OK that is a windows TDR timeout. It is covered in this forum thread here:

https://devtalk.nvidia.com/default/topic/459869/cuda-programming-and-performance/-quot-display-driver-stopped-responding-and-has-recovered-quot-wddm-timeout-detection-and-recovery-/

Thanks for the link.

I get the below error in the pop-up notification:

“Display Driver stopped responding and has recovered
Display driver NVIDIA Windows Kernel Mode Driver, Version 354.74 stopped
responding and has successfully recovered.”

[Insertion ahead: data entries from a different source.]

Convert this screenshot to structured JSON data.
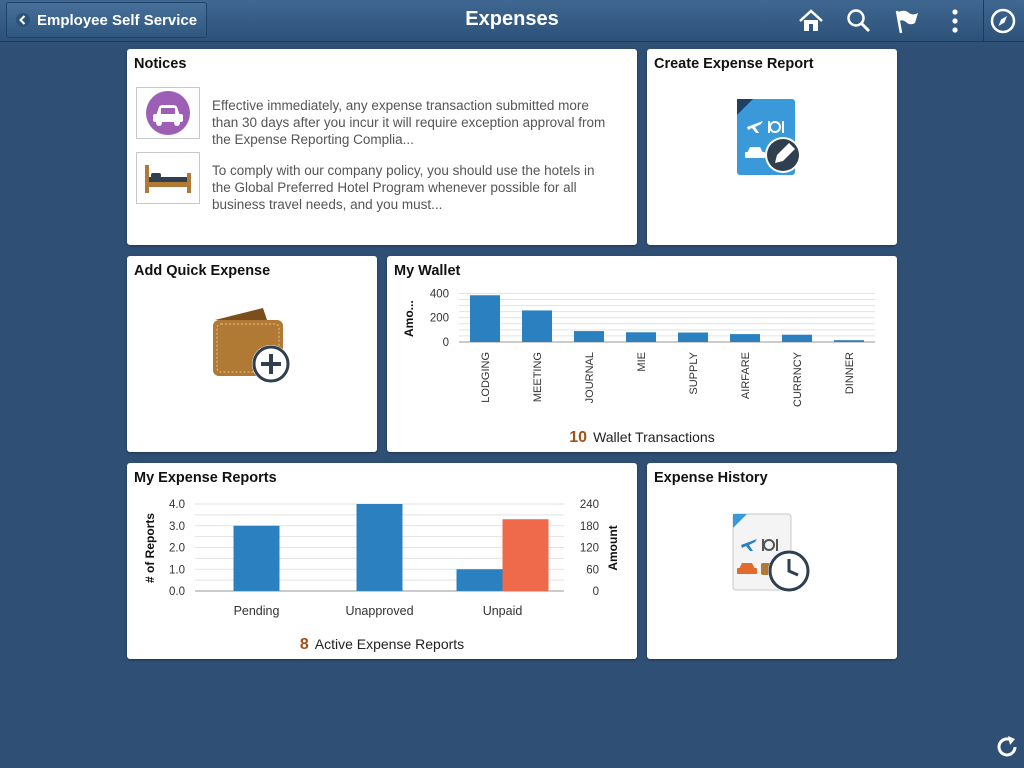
{
  "header": {
    "back_label": "Employee Self Service",
    "title": "Expenses",
    "icons": [
      "home-icon",
      "search-icon",
      "flag-icon",
      "more-icon",
      "navbar-compass-icon"
    ]
  },
  "tiles": {
    "notices": {
      "title": "Notices",
      "items": [
        {
          "icon": "car-icon",
          "text": "Effective immediately, any expense transaction submitted more than 30 days after you incur it will require exception approval from the Expense Reporting Complia..."
        },
        {
          "icon": "bed-icon",
          "text": "To comply with our company policy, you should use the hotels in the Global Preferred Hotel Program whenever possible for all business travel needs, and you must..."
        }
      ]
    },
    "create_report": {
      "title": "Create Expense Report"
    },
    "quick_expense": {
      "title": "Add Quick Expense"
    },
    "wallet": {
      "title": "My Wallet",
      "count": "10",
      "count_label": "Wallet Transactions"
    },
    "reports": {
      "title": "My Expense Reports",
      "count": "8",
      "count_label": "Active Expense Reports"
    },
    "history": {
      "title": "Expense History"
    }
  },
  "chart_data": [
    {
      "type": "bar",
      "ylabel": "Amo...",
      "categories": [
        "LODGING",
        "MEETING",
        "JOURNAL",
        "MIE",
        "SUPPLY",
        "AIRFARE",
        "CURRNCY",
        "DINNER"
      ],
      "values": [
        385,
        260,
        90,
        80,
        78,
        65,
        60,
        15
      ],
      "yticks": [
        0,
        200,
        400
      ],
      "ylim": [
        0,
        420
      ],
      "grid": true,
      "color": "#2b80c0"
    },
    {
      "type": "bar",
      "categories": [
        "Pending",
        "Unapproved",
        "Unpaid"
      ],
      "ylabel": "# of Reports",
      "y2label": "Amount",
      "yticks": [
        "0.0",
        "1.0",
        "2.0",
        "3.0",
        "4.0"
      ],
      "y2ticks": [
        "0",
        "60",
        "120",
        "180",
        "240"
      ],
      "ylim": [
        0,
        4
      ],
      "y2lim": [
        0,
        240
      ],
      "series": [
        {
          "values": [
            3,
            4,
            1
          ],
          "axis": "left",
          "color": "#2b80c0"
        },
        {
          "values": [
            0,
            0,
            198
          ],
          "axis": "right",
          "color": "#ef6a4a"
        }
      ],
      "grid": true
    }
  ],
  "colors": {
    "background": "#2f4f74",
    "accent": "#2b80c0",
    "highlight": "#ef6a4a",
    "count": "#a0521a"
  }
}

Is this error same as the error discussed in the above mentioned forum thread ?

Yes

Tried
Nvidia Control Panel -> 3D Settings -> Set PhysX configuration -> Select a Physx processor -> M5000
crashing

and

Nvidia Control Panel -> 3D Settings -> Set PhysX configuration -> Select a Physx processor -> K600
still crashing.

I won’t be able to sort this out for you. You’ll need to read carefully the online information about how to disable the TDR timeout if you want to work around this issue. The Set PhysX configuration is not really the right way to do it, even though it is mentioned in that thread.

You can start by reading this:

Then google windows TDR timeout and find out ways that others have disabled the timeout. It varies by windows version. You’ll need to get into the windows registry to modify it, or else you can try using nsight VSE which has a setting for this.

I increased the TDR timeout value and the crash does not occur any more.
Thanks for your help…

Does increasing the TDR timeout value have some disadvantage ?